Perry Memorial Hospital will close its obstetrics unit at the end of the year after 93 years of delivering babies.
The small Princeton, Ill., hospital lost $500,000 on its obstetrics program last year. Under the Affordable Care Act’s new payment rules for Medicare, which primarily covers people over 65, and previous federal budget cuts under sequestration, the hospital is also facing $1 million in federal cuts.
Perry Memorial is one of many hospitals around the country making difficult choices about saving or closing programs in the wake of federal cuts under the Affordable Care Act, the nation’s new health law.
Princeton is like many rural communities in which populations are declining, and those who stay are getting older. The hospital delivered about 380 babies per year 15 years ago, but that number has dropped to 100 births per year.
And a growing percentage of births today are to mothers covered under Medicaid, which cover low-income people. The hospital receives about 16 cents on the dollar for care given to those patients.
Running the under-utilized obstetrics units just got too expensive. In Illinois, even if the unit is empty, the hospital is required to have a nurse on duty and to maintain Caesarian surgical services.
Rex Conger, president and CEO, said he wonders what closing the obstetrics unit will mean for his hospital’s future.
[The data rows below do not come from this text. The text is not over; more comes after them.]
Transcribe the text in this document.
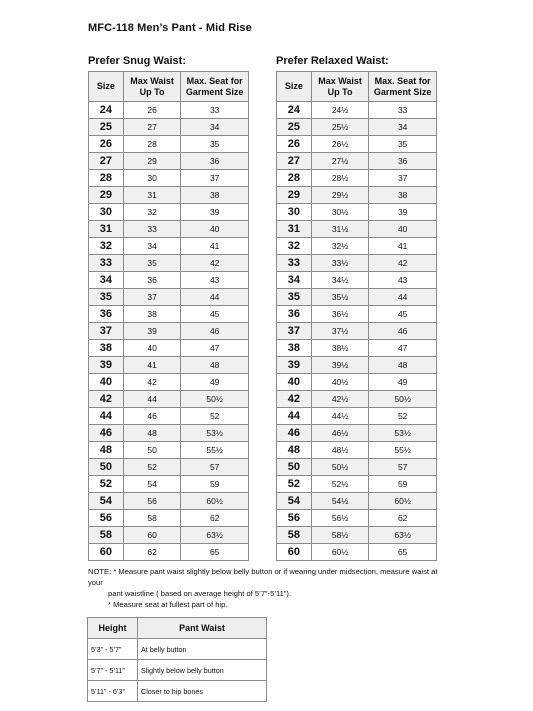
MFC-118 Men’s Pant - Mid Rise
Prefer Snug Waist:	Prefer Relaxed Waist:
Size	Max Waist Up To	Max. Seat for Garment Size
24	26	33
25	27	34
26	28	35
27	29	36
28	30	37
29	31	38
30	32	39
31	33	40
32	34	41
33	35	42
34	36	43
35	37	44
36	38	45
37	39	46
38	40	47
39	41	48
40	42	49
42	44	50½
44	46	52
46	48	53½
48	50	55½
50	52	57
52	54	59
54	56	60½
56	58	62
58	60	63½
60	62	65
Size	Max Waist Up To	Max. Seat for Garment Size
24	24½	33
25	25½	34
26	26½	35
27	27½	36
28	28½	37
29	29½	38
30	30½	39
31	31½	40
32	32½	41
33	33½	42
34	34½	43
35	35½	44
36	36½	45
37	37½	46
38	38½	47
39	39½	48
40	40½	49
42	42½	50½
44	44½	52
46	46½	53½
48	48½	55½
50	50½	57
52	52½	59
54	54½	60½
56	56½	62
58	58½	63½
60	60½	65
NOTE: * Measure pant waist slightly below belly button or if wearing under midsection, measure waist at your
pant waistline ( based on average height of 5’7”-5’11”).
* Measure seat at fullest part of hip.
Height	Pant Waist
5’3” - 5’7”	At belly button
5’7” - 5’11”	Slightly below belly button
5’11” - 6’3”	Closer to hip bones
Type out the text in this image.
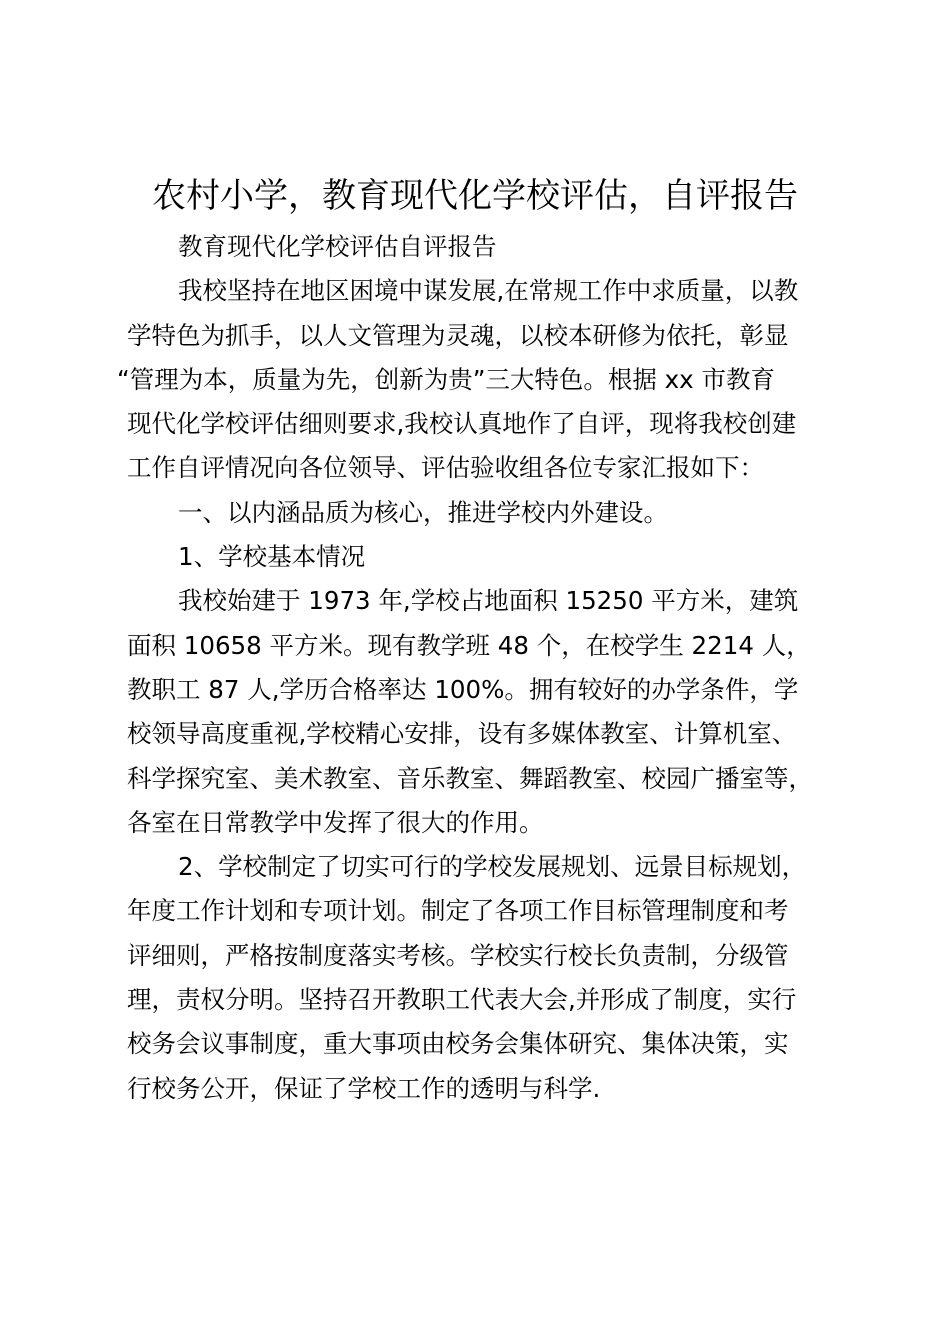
农村小学，教育现代化学校评估，自评报告
教育现代化学校评估自评报告
我校坚持在地区困境中谋发展,在常规工作中求质量，以教
学特色为抓手，以人文管理为灵魂，以校本研修为依托，彰显
“管理为本，质量为先，创新为贵”三大特色。根据 xx 市教育
现代化学校评估细则要求,我校认真地作了自评，现将我校创建
工作自评情况向各位领导、评估验收组各位专家汇报如下：
一、以内涵品质为核心，推进学校内外建设。
1、学校基本情况
我校始建于 1973 年,学校占地面积 15250 平方米，建筑
面积 10658 平方米。现有教学班 48 个，在校学生 2214 人，
教职工 87 人,学历合格率达 100%。拥有较好的办学条件，学
校领导高度重视,学校精心安排，设有多媒体教室、计算机室、
科学探究室、美术教室、音乐教室、舞蹈教室、校园广播室等，
各室在日常教学中发挥了很大的作用。
2、学校制定了切实可行的学校发展规划、远景目标规划，
年度工作计划和专项计划。制定了各项工作目标管理制度和考
评细则，严格按制度落实考核。学校实行校长负责制，分级管
理，责权分明。坚持召开教职工代表大会,并形成了制度，实行
校务会议事制度，重大事项由校务会集体研究、集体决策，实
行校务公开，保证了学校工作的透明与科学.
“At larger community hospitals, people assume they would have OB services,” Conger said. “It is one of those basic services hospitals historically offer. I am concerned about the long term. Will we be able to continue to exist? I think, ‘What have I done?’ But then I think about the half a million dollars a year we were losing.”
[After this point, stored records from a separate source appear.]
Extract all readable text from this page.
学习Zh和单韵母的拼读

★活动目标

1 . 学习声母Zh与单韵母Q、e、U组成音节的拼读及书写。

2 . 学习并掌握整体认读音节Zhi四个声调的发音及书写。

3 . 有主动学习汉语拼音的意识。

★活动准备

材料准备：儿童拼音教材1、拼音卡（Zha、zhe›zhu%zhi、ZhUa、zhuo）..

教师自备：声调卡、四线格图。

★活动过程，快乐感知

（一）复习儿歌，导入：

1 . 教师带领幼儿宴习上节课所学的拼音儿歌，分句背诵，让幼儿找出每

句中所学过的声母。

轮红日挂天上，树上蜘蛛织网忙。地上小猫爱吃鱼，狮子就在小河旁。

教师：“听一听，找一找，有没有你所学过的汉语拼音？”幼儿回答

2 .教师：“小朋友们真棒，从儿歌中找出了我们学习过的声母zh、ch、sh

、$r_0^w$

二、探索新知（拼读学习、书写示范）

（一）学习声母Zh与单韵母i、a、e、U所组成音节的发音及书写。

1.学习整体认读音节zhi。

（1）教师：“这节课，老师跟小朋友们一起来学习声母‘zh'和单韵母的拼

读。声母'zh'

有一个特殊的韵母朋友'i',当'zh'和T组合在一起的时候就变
When the hospital’s obstetrics department closes, prenatal and postnatal programs also end. Women will have to travel about 25 miles to the nearest hospitals for deliveries and those programs.
Andrea Anderson works with low-income families through the United Way in Princeton. She said the 25-mile drive will be a hardship for many low-income families who lack vehicles or extra money for gas.
“I think it is going to be detrimental to our women to have to seek service 20 minutes away for prenatal care,” she said. “In the scheme of things, I think it is going to be a tremendous loss.”